MISE EN VALEUR DES PUITS ARTÉSIENS : QUAND L’EAU DEVIENT UN VÉRITABLE LEVIER DE DÉVELOPPEMENT
Le Département du Couffo recèle un potentiel hydrogéologique encore insuffisamment exploité, matérialisé par la présence de puits artésiens dans plusieurs communes. La feuille de route du Préfet prévoit leur mise en valeur systématique, avec pour double objectif d’améliorer l’accès à l’eau potable des populations, en particulier dans les zones rurales enclavées et d’ouvrir de nouvelles perspectives pour la commercialisation à travers la création d’une unité d’embouteillage et des structures de commercialisation. En inscrivant cette valorisation dans le cadre de l’EPCI, le Préfet entend garantir une gestion coordonnée, transparente et pérenne de cette ressource stratégique, dans l’intérêt de l’ensemble des communes bénéficiaires.
UN MARCHÉ RÉGIONAL À TOVIKLIN : PALLIER UN VIDE ÉCONOMIQUE ET DYNAMISER LES ÉCHANGES
Quatrième résolution de cette feuille de route, la création d’un marché à caractère régional dans la commune de Toviklin. Ce projet répond à un constat précis et documenté : l’absence de marché de jour qui constitue un frein majeur à l’essor économique de cette commune et prive les producteurs locaux d’un débouché structuré pour leurs produits. En dotant Toviklin d’une infrastructure commerciale d’envergure régionale, le Préfet D’ALMEIDA entend corriger cette inégalité territoriale et transformer la commune en un pôle d’attraction économique pour l’ensemble du bassin de vie environnant. À travers cette feuille de route, le Préfet Rufino D’ALMEIDA confirme son positionnement en acteur de développement territorial autant qu’en autorité de tutelle. Son profil atypique (avocat inscrit au Barreau de Paris, ancien Directeur de Cabinet du Ministre du Plan et du Développement, maire bâtisseur primé sur les plans national, régional et international lui confère une vision à la fois technique, juridique et stratégique qui transparaît dans chacune des initiatives présentées.
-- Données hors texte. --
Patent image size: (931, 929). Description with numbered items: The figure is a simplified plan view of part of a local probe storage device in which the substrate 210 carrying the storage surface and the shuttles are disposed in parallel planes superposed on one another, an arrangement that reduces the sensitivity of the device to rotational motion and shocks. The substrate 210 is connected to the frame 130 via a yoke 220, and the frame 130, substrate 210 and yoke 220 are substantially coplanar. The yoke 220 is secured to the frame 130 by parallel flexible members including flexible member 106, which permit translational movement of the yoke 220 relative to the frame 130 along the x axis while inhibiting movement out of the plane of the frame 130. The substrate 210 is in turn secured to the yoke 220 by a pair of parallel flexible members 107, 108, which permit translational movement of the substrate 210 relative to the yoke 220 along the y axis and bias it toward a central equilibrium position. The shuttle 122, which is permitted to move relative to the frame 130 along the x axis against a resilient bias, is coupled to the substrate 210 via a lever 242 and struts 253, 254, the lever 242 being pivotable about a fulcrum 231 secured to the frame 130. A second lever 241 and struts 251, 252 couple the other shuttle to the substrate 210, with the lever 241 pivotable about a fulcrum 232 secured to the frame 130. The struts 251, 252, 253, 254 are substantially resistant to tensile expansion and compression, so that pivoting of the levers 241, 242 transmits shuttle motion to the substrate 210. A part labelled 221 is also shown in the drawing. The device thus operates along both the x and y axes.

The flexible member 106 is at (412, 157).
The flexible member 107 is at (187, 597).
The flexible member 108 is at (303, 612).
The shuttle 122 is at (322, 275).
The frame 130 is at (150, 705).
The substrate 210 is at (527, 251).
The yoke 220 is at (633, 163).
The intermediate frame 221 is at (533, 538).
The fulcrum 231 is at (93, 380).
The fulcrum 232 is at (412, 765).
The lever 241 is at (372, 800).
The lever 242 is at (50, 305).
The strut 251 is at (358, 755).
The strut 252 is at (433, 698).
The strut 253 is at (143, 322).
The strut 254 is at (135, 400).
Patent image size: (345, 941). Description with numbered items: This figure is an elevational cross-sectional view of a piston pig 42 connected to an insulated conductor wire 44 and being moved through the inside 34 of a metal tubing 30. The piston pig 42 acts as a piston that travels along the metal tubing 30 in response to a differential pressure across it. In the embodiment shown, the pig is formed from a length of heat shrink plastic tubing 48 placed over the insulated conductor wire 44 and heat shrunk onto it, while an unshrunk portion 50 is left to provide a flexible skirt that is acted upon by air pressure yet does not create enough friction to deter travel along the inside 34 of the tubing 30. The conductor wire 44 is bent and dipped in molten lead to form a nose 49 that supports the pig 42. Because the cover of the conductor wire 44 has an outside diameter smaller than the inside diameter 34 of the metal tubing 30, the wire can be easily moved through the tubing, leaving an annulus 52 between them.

Davantage qu’un simple programme sectoriel, la feuille de route présentée aux maires du Couffo traduit une philosophie de gouvernance : celle d’un État déconcentré qui accompagne, fédère et catalyse les initiatives locales, plutôt que de se substituer à elles. Le défi qui s’annonce est désormais celui de la mise en œuvre, de la mobilisation des financements et de l’adhésion durable de toutes les communes parties prenantes.